Una interesante tradición histórica tiene un instrumento singular que trasciende los predios del público matancero desde hace varios años.
Emoción de bailadores contorneados sin importar edad al ritmo emitido por una especie de cajón de música, con una manigueta a base de propulsión de aire por tubos que funciona con partituras en rollos de cartón, su calado emite notas, de los más disimiles géneros.
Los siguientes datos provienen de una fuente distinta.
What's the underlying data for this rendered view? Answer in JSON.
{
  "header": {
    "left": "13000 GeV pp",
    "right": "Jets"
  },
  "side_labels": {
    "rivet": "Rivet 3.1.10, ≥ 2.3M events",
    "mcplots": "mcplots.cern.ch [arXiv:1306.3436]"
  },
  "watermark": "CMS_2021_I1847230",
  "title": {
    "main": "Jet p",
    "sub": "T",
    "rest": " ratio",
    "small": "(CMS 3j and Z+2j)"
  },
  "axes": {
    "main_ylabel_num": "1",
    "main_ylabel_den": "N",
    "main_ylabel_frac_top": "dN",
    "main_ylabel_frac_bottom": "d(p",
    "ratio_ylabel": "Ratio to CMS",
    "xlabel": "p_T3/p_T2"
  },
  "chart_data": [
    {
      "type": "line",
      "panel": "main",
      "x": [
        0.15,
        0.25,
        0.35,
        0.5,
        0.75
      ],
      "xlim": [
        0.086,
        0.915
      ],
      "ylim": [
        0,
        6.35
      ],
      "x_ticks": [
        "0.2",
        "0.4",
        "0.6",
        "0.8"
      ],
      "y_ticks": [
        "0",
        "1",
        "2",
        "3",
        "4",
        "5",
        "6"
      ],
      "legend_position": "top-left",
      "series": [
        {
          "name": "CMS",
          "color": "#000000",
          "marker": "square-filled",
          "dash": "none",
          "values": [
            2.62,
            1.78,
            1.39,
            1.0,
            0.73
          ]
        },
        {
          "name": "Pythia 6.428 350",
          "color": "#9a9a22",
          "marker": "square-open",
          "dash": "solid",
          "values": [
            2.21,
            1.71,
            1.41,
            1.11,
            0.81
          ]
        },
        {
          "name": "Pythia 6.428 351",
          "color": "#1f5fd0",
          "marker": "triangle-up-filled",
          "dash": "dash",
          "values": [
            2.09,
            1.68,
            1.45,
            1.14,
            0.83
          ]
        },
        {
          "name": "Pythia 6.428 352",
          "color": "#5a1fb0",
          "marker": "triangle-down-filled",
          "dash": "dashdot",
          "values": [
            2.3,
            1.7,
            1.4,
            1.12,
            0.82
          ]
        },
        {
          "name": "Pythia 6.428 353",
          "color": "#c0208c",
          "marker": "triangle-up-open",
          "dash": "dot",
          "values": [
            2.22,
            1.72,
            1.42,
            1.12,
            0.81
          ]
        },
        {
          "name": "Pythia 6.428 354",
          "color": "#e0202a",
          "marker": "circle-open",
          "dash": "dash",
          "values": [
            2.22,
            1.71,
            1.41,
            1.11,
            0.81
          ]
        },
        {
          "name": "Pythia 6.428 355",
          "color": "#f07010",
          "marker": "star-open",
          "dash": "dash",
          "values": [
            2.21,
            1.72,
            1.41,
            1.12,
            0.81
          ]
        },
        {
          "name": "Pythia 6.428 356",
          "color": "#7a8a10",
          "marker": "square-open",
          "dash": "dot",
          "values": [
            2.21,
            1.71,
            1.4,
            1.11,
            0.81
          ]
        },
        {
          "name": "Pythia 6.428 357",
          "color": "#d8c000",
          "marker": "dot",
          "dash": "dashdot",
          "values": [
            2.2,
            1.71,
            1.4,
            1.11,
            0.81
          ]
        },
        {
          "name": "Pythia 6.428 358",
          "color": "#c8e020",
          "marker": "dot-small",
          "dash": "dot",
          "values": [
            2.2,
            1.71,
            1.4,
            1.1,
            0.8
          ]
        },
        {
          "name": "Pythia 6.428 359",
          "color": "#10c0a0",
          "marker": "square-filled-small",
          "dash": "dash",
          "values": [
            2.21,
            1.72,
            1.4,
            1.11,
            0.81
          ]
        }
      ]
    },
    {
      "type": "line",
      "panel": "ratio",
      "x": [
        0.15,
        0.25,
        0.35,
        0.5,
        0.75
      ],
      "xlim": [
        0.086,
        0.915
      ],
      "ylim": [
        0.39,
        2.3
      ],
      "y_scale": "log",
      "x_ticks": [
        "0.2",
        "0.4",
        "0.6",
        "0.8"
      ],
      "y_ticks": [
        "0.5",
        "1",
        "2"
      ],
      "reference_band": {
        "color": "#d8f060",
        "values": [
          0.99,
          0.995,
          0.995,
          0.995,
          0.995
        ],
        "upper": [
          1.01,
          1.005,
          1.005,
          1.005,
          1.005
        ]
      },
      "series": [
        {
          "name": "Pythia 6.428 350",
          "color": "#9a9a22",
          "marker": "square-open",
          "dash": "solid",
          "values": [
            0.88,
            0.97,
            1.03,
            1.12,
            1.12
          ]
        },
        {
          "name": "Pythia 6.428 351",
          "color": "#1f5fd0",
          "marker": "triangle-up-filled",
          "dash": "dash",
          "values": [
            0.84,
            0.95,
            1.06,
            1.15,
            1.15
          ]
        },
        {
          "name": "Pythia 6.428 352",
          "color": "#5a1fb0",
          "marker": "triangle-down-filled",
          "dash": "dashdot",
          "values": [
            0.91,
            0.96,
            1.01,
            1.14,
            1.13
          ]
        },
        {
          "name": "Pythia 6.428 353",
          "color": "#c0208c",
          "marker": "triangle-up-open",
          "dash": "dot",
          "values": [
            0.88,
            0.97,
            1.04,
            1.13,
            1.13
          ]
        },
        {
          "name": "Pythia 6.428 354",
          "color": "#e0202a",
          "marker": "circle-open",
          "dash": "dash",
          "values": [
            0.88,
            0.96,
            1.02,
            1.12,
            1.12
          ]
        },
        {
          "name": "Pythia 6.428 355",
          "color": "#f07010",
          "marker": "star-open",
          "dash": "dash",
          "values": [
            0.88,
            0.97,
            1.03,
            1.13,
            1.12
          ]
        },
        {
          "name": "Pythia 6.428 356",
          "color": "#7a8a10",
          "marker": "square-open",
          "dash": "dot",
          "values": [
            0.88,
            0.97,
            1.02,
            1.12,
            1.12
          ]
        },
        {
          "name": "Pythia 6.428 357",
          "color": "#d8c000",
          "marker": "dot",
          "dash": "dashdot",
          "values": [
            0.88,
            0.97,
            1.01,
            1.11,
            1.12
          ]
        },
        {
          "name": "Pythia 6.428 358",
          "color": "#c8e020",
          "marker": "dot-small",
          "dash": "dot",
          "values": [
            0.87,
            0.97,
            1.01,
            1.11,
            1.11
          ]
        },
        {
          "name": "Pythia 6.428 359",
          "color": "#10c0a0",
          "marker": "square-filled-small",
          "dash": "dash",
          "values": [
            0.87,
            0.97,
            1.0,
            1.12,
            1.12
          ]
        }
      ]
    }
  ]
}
El Órgano Oriental traído a Cuba por franceses radicados en Cienfuegos desde el siglo XVI.
Por su trayectoria y arraigo, quedó con este nombre por ser la zona del Oriente donde más se difundió.
Ahora se extiende en Colón con la “Perla del Cauto “, agrupación bajo la iniciativa de Ramón Iglesias Urquiza, su director.
La incorporación de otros instrumentos trae consigo la interpretación de un cancionero apegado a la modernidad. Las presentaciones en municipios como Martí para contribuir a la recuperación de sus habitantes, destacan en el quehacer del grupo, sin faltar festejos populares en varios territorios.
El órgano oriental, el mismo en cuyo interior durante las guerras de independencia, se traslada armas, medicinas y municiones es ya también patrimonio de los colombinos, matanceros y todos los cubanos, en cada sitio la alegría contagia y el baile flujo entre quienes disfrutan su música.